Mittwoch, 19. September 2012

Ein schwieriger Tag, der mich viel gekostet hätte...

aber... ich habe mich von dir weggedreht. [Geschrieben am Dienstag Abend]
Heute war ein unglaublich verrückter Tag. Der Dienstag ist der schlimmste Tag der Woche. Dienstags werden alle gewogen. Die Waage hat mir angezeigt,d ass ich meinen Job erledigt habe. Ich habe drei Kilo in einer Woche zugenommen. In meinem kranken Kopf war das ein Disaster und das hätte mir auch den Rest des Tages vermiesen können. Während des Sommers war die Zahl auf der Waage sehr wichtig für mich. Die Zahl hat den Tag bestimmt. Wenn sie höher war, dann gab es eine Bestrafung. Wenn sie niedriger war, dann hab ich mich gefreut. Alles hing von dieser Zahl ab.

Diese drei Kilo waren etwas zu viel für mich. Ich habe meinen Mund und meine Stimme verloren, während die Krankheit zehnmal stärker und lauter wurde. Die Macht, die ich bisher erlebt hatte, wurde ersetzt durch Angst und Panik. Es gab keine Frage. Nicht mehr Essen, nicht mehr ausruhen, keine Macht. Jetzt nur noch die Krankheit, ich hatte keine Chance.
Frühstück und Mittagessen gingen - wortwörtlich, wenn man es so sehen will - den Bach hinunter (bzw ins Klo). Nach dem Frühstück hab ich etwas Zeit mit Fressattacken und anschließendem kotzen verbracht, um meinen Frust zu betäuben. Danach wollte ich nie wieder etwas zu essen anfassen. In meinem Kopf war kein Platz für irgendwelche Strategien oder Dinge, die ich gelernt habe und über die ich hier noch geschrieben habe.
Ich habe mit meiner Vertrauensperson über meine Gedanken gesprochen und meinte, sie könne mir die Entlassungspapiere geben. Ich hätte den Kampf verloren, ich würde aufgeben. Ich könnte nicht mehr zurückgehen und die Krankheit hätte mich eingenommen. Ich würde so schnell es geht wieder in die Krankheit laufen. Die Tür war fast geschlossen. Ich war so traurig. Das wars. Ich hatte keine Hoffnung mehr, ich hätte auch sterben können. Sterben ist quasi dasselbe wie jeden Tag mit der Krankheit zu leben.
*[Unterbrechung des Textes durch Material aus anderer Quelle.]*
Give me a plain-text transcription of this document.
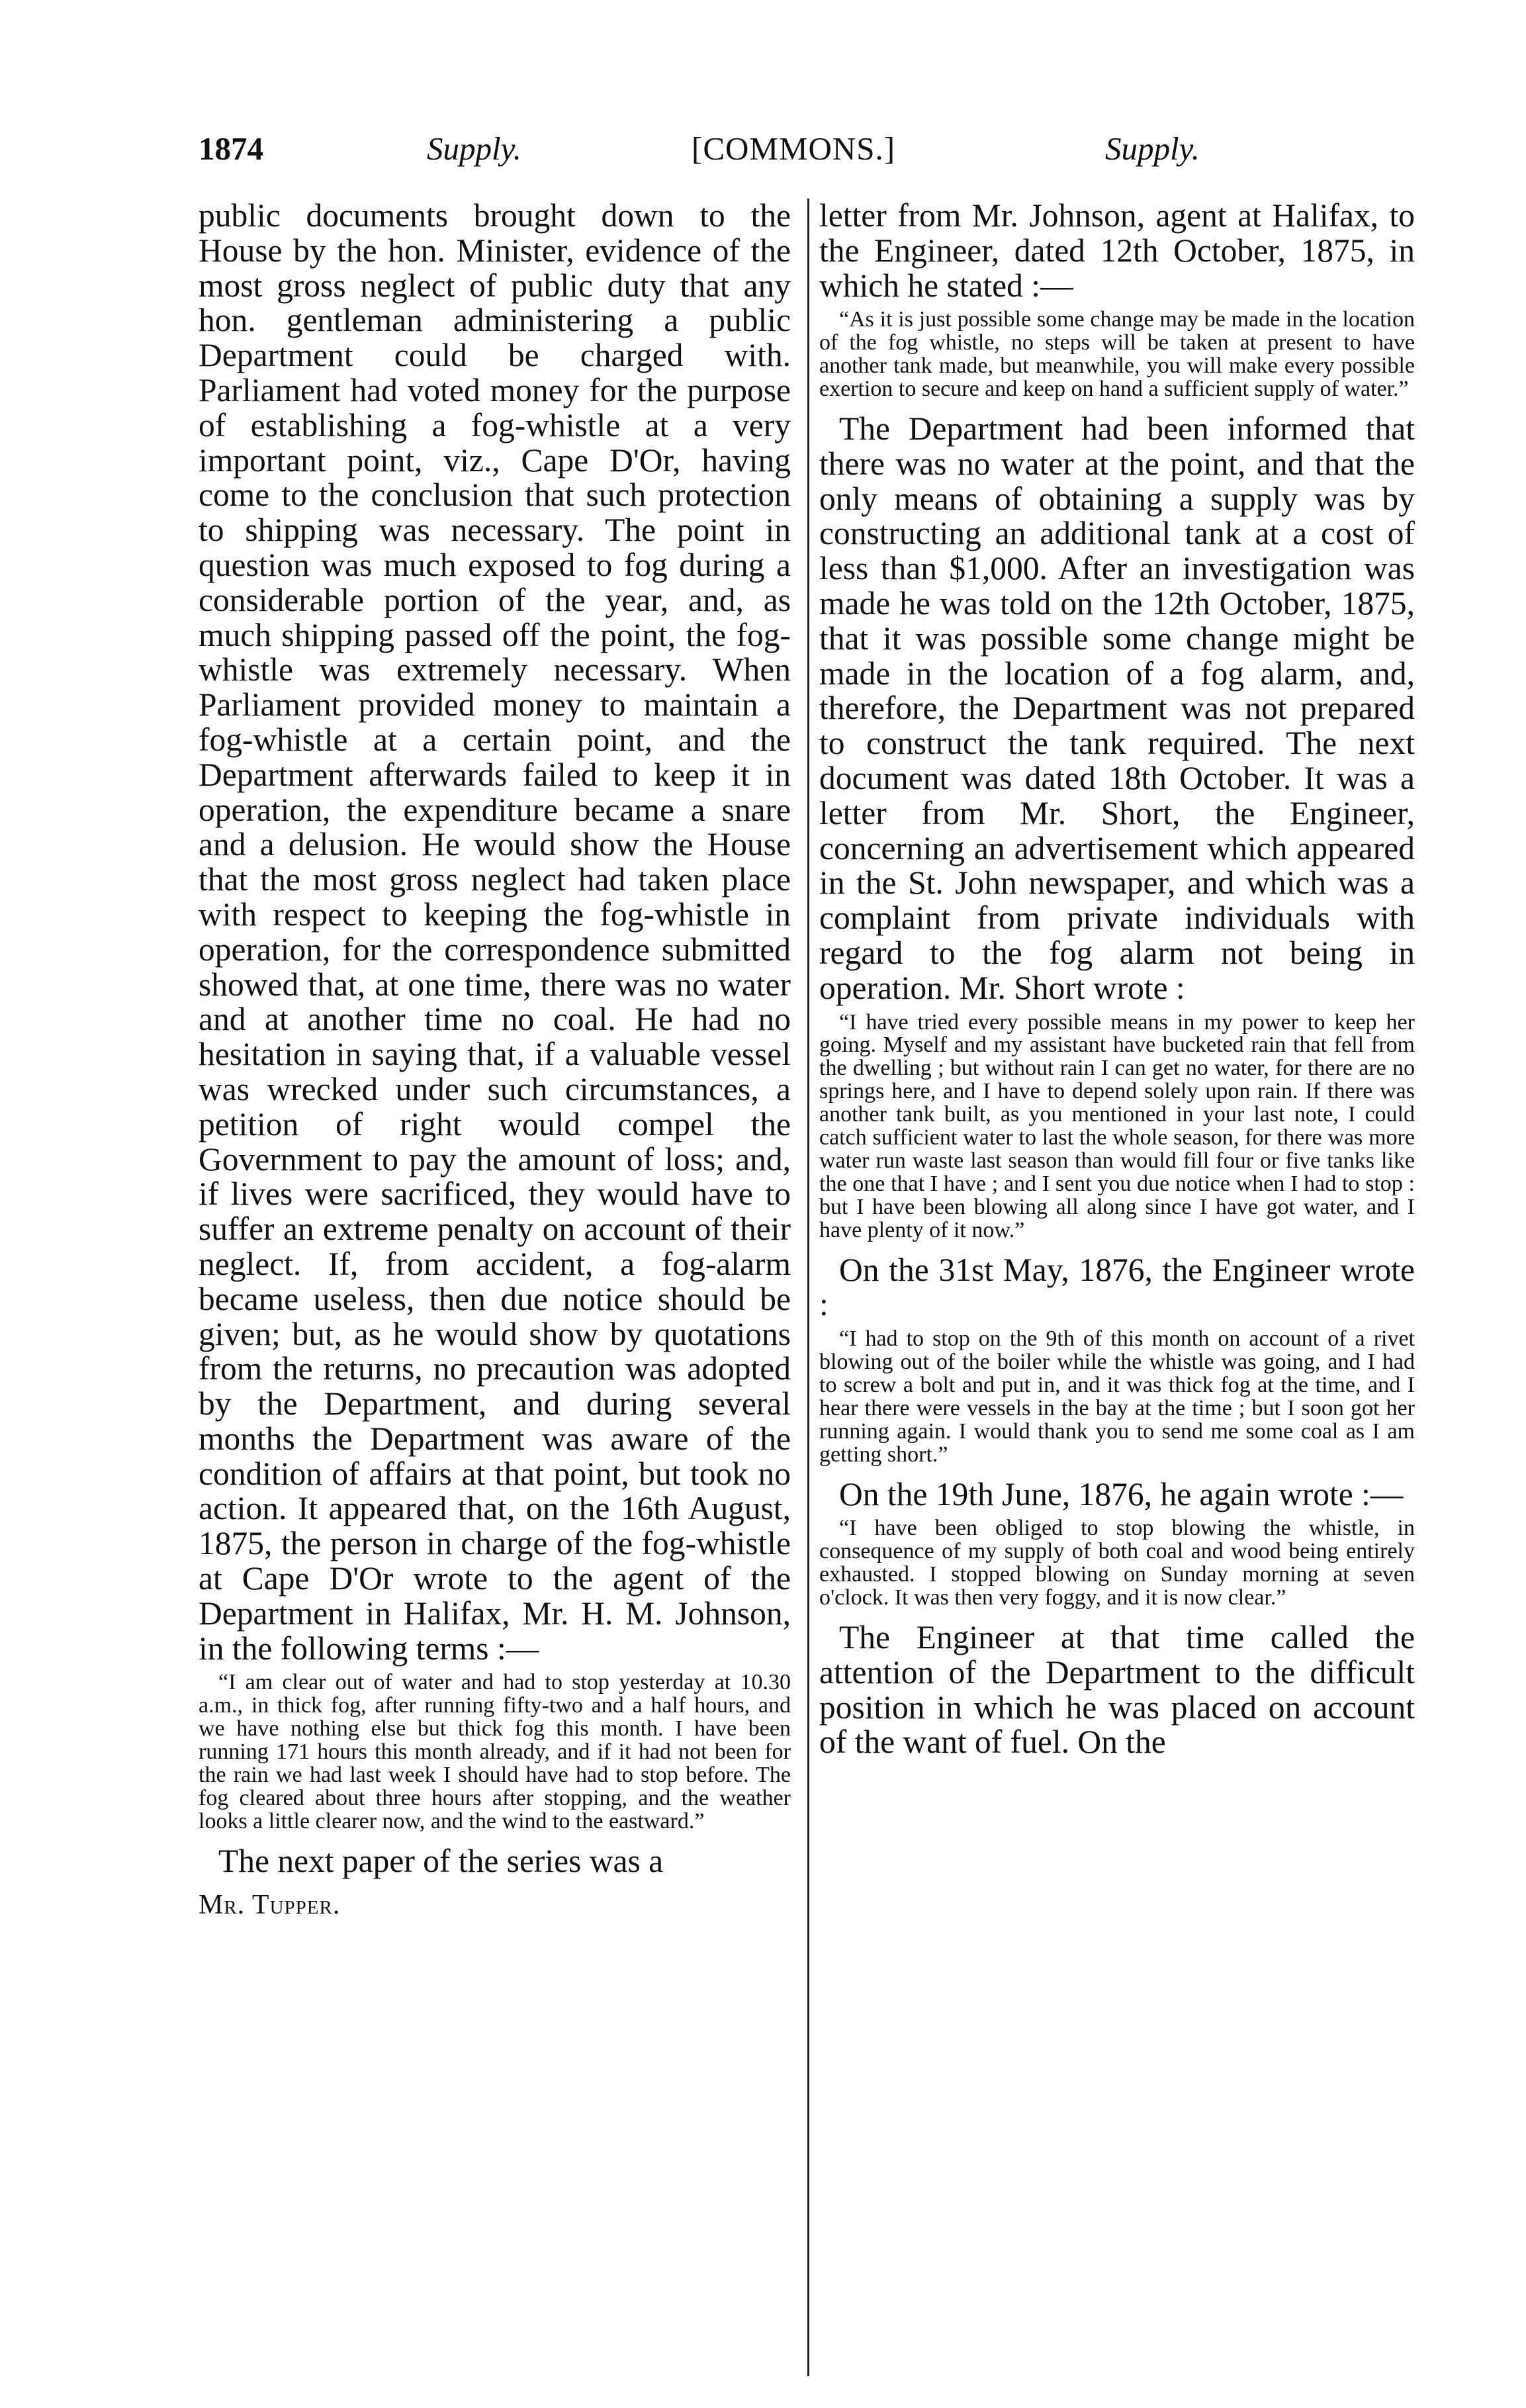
1874	Supply.	[COMMONS.]	Supply.

public documents brought down to the House by the hon. Minister, evidence of the most gross neglect of public duty that any hon. gentleman administering a public Department could be charged with. Parliament had voted money for the purpose of establishing a fog-whistle at a very important point, viz., Cape D'Or, having come to the conclusion that such protection to shipping was necessary. The point in question was much exposed to fog during a considerable portion of the year, and, as much shipping passed off the point, the fog-whistle was extremely necessary. When Parliament provided money to maintain a fog-whistle at a certain point, and the Department afterwards failed to keep it in operation, the expenditure became a snare and a delusion. He would show the House that the most gross neglect had taken place with respect to keeping the fog-whistle in operation, for the correspondence submitted showed that, at one time, there was no water and at another time no coal. He had no hesitation in saying that, if a valuable vessel was wrecked under such circumstances, a petition of right would compel the Government to pay the amount of loss; and, if lives were sacrificed, they would have to suffer an extreme penalty on account of their neglect. If, from accident, a fog-alarm became useless, then due notice should be given; but, as he would show by quotations from the returns, no precaution was adopted by the Department, and during several months the Department was aware of the condition of affairs at that point, but took no action. It appeared that, on the 16th August, 1875, the person in charge of the fog-whistle at Cape D'Or wrote to the agent of the Department in Halifax, Mr. H. M. Johnson, in the following terms :—

“I am clear out of water and had to stop yesterday at 10.30 a.m., in thick fog, after running fifty-two and a half hours, and we have nothing else but thick fog this month. I have been running 171 hours this month already, and if it had not been for the rain we had last week I should have had to stop before. The fog cleared about three hours after stopping, and the weather looks a little clearer now, and the wind to the eastward.”

The next paper of the series was a

Mr. Tupper.

letter from Mr. Johnson, agent at Halifax, to the Engineer, dated 12th October, 1875, in which he stated :—

“As it is just possible some change may be made in the location of the fog whistle, no steps will be taken at present to have another tank made, but meanwhile, you will make every possible exertion to secure and keep on hand a sufficient supply of water.”

The Department had been informed that there was no water at the point, and that the only means of obtaining a supply was by constructing an additional tank at a cost of less than $1,000. After an investigation was made he was told on the 12th October, 1875, that it was possible some change might be made in the location of a fog alarm, and, therefore, the Department was not prepared to construct the tank required. The next document was dated 18th October. It was a letter from Mr. Short, the Engineer, concerning an advertisement which appeared in the St. John newspaper, and which was a complaint from private individuals with regard to the fog alarm not being in operation. Mr. Short wrote :

“I have tried every possible means in my power to keep her going. Myself and my assistant have bucketed rain that fell from the dwelling ; but without rain I can get no water, for there are no springs here, and I have to depend solely upon rain. If there was another tank built, as you mentioned in your last note, I could catch sufficient water to last the whole season, for there was more water run waste last season than would fill four or five tanks like the one that I have ; and I sent you due notice when I had to stop : but I have been blowing all along since I have got water, and I have plenty of it now.”

On the 31st May, 1876, the Engineer wrote :

“I had to stop on the 9th of this month on account of a rivet blowing out of the boiler while the whistle was going, and I had to screw a bolt and put in, and it was thick fog at the time, and I hear there were vessels in the bay at the time ; but I soon got her running again. I would thank you to send me some coal as I am getting short.”

On the 19th June, 1876, he again wrote :—

“I have been obliged to stop blowing the whistle, in consequence of my supply of both coal and wood being entirely exhausted. I stopped blowing on Sunday morning at seven o'clock. It was then very foggy, and it is now clear.”

The Engineer at that time called the attention of the Department to the difficult position in which he was placed on account of the want of fuel. On the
Ich war total ambivalent und saß im Gemeinschaftsraum und habe eine Tasse Tee getrunken. Plötzlich kam eine andere Patientin rein und hat rumgealbert und mich damit angesteckt. Was, wenn ich auch so glücklich sein könnte? Dann habe ich mich daran erinnert, dass es solche Tage geben wird, wenn ich weitermache. Und irgendwie hat diese Situation etwas gebracht. Mir wurde klar, dass nur eine Zahl die Stimmung so gekippt hatte. Kann ich mich wirklich weiter zerstören lassen? Das ist doch meine Chance jetzt! Ich bin in mein Zimmer gelaufen und habe etwas geschrieben.

Scheinbar kann ich es nicht mich zerstören lassen. Ich habe die Macht, ich habe das Sagen. Das ist meine Chance, gesund zuwerden. Ja, da ist eine Mauer, aber die kann ich durchbrechen und weitergehen. Das ist mein Weg und ich bin der Boss.

Anschließend habe ich mit meiner Vertrauensperson über alles gesprochen. Eine halbe Stunde lang darüber, warum ich weitermachen will. Wir haben uns darauf geeinigt, von neu anzufangen und nach vorne zu schauen.

Ich habe mich umgedreht. Das Abendessen wurde gegessen und drinbehalten. Ich bin wieder auf dem Weg, nachdem ich einen schwierigen Umweg genommen habe.